Exterminating Angels (Les Anges Exterminateurs) (2006)
Directed and written by Jean-Claude Brisseau
In December of 2005, former school teacher, now writer-director Jean-Claude Brisseau was convicted of sexual harassment, given a one-year suspended prison sentence, and fined 15,000 euros. Two actresses who auditioned for but did not get parts in Brisseau’s 2002 Secret Things accused him of pressuring them to masturbate during camera tests for the movie. These tests apparently took place over the course of several years with Brisseau insisting on the explicit acts to confirm he had the rights actresses. He was probably lucky to escape the charges of sexual assault and fraud. The court said, “The erotic tests ... were not meant only to judge the capacity of the actresses to play the role ... but also to satisfy the sexual impulses of the director.”
Now Brisseau has made a film out of the ordeal. One wonders if the title, a plural derivative from Luis Bunuel’s The Exterminating Angel, stands for how the scenario made Brisseau feel – like he was trapped in a room full of savage bourgeoisie. A more likely interpretation is that the angels of the title are simply the women in Brisseau’s movie. Two of them (Raphaële Godin and Margaret Zenou) play actual fallen angels who seem to manipulate the material world against filmmaker François (Frédéric van den Driessche), Brisseau’s stand-in.
François is out to discover how and why taboo sexual behavior is a turn on and wants to make a movie about it. He interviews many reluctant women while rejecting porn stars like Céline (Apolline Louis) who he thinks are too well versed in sex. Ultimately, he finds only three – Julie (Lise Bellynck), Charlotte (Maroussia Dubreuil), and Stéphanie (Marie Allan) – who have the courage to throw themselves into the project fully uninhibited. The nubile actresses masturbate in front of him or engage in a lesbian ménage a trios. He tries to push them by making them arouse each other under the table at a restaurant or have two nudes try to orgasm in front of an open hotel room door.
Anyone who’s seen previous Brisseau will be familiar with the kind of perversity he enjoys in his films.

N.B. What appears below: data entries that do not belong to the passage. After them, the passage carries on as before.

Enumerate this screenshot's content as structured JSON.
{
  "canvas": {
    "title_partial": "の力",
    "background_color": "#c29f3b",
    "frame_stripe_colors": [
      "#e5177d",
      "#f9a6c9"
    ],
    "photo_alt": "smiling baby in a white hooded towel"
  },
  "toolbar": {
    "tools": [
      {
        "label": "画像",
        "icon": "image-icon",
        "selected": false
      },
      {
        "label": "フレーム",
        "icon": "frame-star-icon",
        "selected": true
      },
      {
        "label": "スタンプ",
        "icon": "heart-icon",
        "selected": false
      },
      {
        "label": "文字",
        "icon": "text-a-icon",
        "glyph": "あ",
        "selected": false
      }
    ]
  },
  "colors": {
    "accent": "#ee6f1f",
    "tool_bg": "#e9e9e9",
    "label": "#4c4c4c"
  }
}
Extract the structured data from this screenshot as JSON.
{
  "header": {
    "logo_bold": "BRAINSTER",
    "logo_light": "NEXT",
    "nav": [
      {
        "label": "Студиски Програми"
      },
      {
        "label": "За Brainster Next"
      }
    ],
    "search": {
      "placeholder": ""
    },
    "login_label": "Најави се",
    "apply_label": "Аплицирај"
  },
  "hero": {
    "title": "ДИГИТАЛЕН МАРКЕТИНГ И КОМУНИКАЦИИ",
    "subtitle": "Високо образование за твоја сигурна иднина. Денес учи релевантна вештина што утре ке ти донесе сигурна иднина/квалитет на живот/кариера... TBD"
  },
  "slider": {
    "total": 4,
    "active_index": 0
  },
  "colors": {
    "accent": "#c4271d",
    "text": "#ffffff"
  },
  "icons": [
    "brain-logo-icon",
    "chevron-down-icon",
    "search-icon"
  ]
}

He’s like an artier version of pornographer Andrew Blake using more refined-looking actresses and better lighting. Not as awkward as real porn, Brisseau’s sexual choreography is no less fantastic or stagy.
It’s hard not to take what’s on screen as being anything other than Brisseau giving the middle finger to the actresses who sued him. Not only does the film imply that the women should have taken these masturbation sessions as strictly impersonal business; not only does the film claim these women leapt into their roles as taboo-breaking provocateurs enthusiastically and this released them from their inhibitions (yes, there is a contradiction there); not only does the film insinuate that two of the girls are practically insane; not only does the film say the director’s essential innocence and naiveté made these actresses fall madly in love with him; to add insult to injury, Brisseau found actresses who did it for him all over again.
The only time Exterminating Angels indicates that François is even turned on is when he returns home after a hard day at work (pun intended) and responsibly makes love to his wife instead of engaging in an orgy with his young worshippers. Even the radiant ghost of François’s grandmother (Jeanne Cellard) appears to plead for his well-being. If the movie was meant to render sympathy to Brisseau, it only reinforces how monstrously repugnant he is. The audacity to suggest his complete innocence makes the whole thing seem like black comedy, only the core sentiment is not funny.